Классе в шестом Димка Горохов притащил в школу книжку, которая называлась «Судебная медицина». Книжка была с картинками. Фотографии с мест преступлений и из моргов, расплывчатые и тусклые, словно снимки чужого бреда, надолго вошли в коллекцию моих ночных кошмаров: труп утопленника, обмотанного цепью, со страницы сто девять, обугленный труп в позе боксера, повреждения на черепе, нанесенные топором. Женский торс с плоской грудью и бесстыжим клубком черных волос – раны на теле жертвы изнасилования.

– Часть вторая… или третья… – по слогам выговорил я. – Что это?

– Изнасилование с отягчающими. Повлекшее тяжкие последствия, расстройство здоровья или смерть. И еще… – Она стряхнула пепел, аккуратно постучав указательным пальцем по сигарете. – Вот это…

Манович кивнула на черный конверт с фотографиями.

– Брат утверждает, что они принадлежат тебе.

– Он…

– Лжет, – закончила она за меня. – Но ты работаешь в фотоателье, ты мог воспользоваться расположением Кронвальде и уговорить ее сняться в таком виде. А это можно классифицировать как изготовление и оборот порнографических материалов и предметов, статья двести сорок два, от двух до пяти лет принудительных работ или тюремное заключение на тот же срок.

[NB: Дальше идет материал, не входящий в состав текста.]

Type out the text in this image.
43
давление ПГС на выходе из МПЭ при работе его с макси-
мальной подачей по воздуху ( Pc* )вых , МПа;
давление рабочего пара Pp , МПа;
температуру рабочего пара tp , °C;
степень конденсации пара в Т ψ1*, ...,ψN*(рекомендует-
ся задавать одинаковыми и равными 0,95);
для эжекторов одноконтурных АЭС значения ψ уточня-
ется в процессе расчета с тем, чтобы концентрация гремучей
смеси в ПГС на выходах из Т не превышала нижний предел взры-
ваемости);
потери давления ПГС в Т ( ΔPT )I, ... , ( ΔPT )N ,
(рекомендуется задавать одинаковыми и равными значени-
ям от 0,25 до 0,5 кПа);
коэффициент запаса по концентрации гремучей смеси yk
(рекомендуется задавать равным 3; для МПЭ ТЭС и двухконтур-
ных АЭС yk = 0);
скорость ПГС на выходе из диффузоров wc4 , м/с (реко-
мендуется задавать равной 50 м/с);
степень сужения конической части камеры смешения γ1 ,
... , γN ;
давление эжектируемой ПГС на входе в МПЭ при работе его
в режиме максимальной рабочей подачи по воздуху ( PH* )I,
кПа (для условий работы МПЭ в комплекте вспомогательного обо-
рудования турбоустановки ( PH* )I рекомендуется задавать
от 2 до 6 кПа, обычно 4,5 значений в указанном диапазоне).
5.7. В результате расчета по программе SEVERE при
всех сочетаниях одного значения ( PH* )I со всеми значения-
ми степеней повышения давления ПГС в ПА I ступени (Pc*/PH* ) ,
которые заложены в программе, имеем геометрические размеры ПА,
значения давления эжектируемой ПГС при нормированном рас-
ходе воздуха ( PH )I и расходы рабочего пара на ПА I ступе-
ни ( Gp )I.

Мои пальцы впились в сиденье стула. От двух до пяти, господи. И какой обыденный тон, словно речь идет о поездке в лес за грибами.

– Если следствие выделит этот эпизод в отдельное делопроизводство, тогда… – Она сделала неопределенный жест. – Сам понимаешь.

«Не понимаю, ни черта я не понимаю!» – мысленно прокричал я, а вслух робко попросил:

– Можно?

– Что?

– Можно сигарету?

Она видела, конечно, видела, как у меня теперь трясутся руки. Кинула зажигалку на стол, подошла к сейфу. Прикусив фильтр зубами, я снова вцепился в сиденье, словно ожидал качки. Манович достала из сейфа полиэтиленовый пакет. Сквозь мутный пластик я успел внутри разглядеть какую-то гадость, что-то вроде змеи или ужа.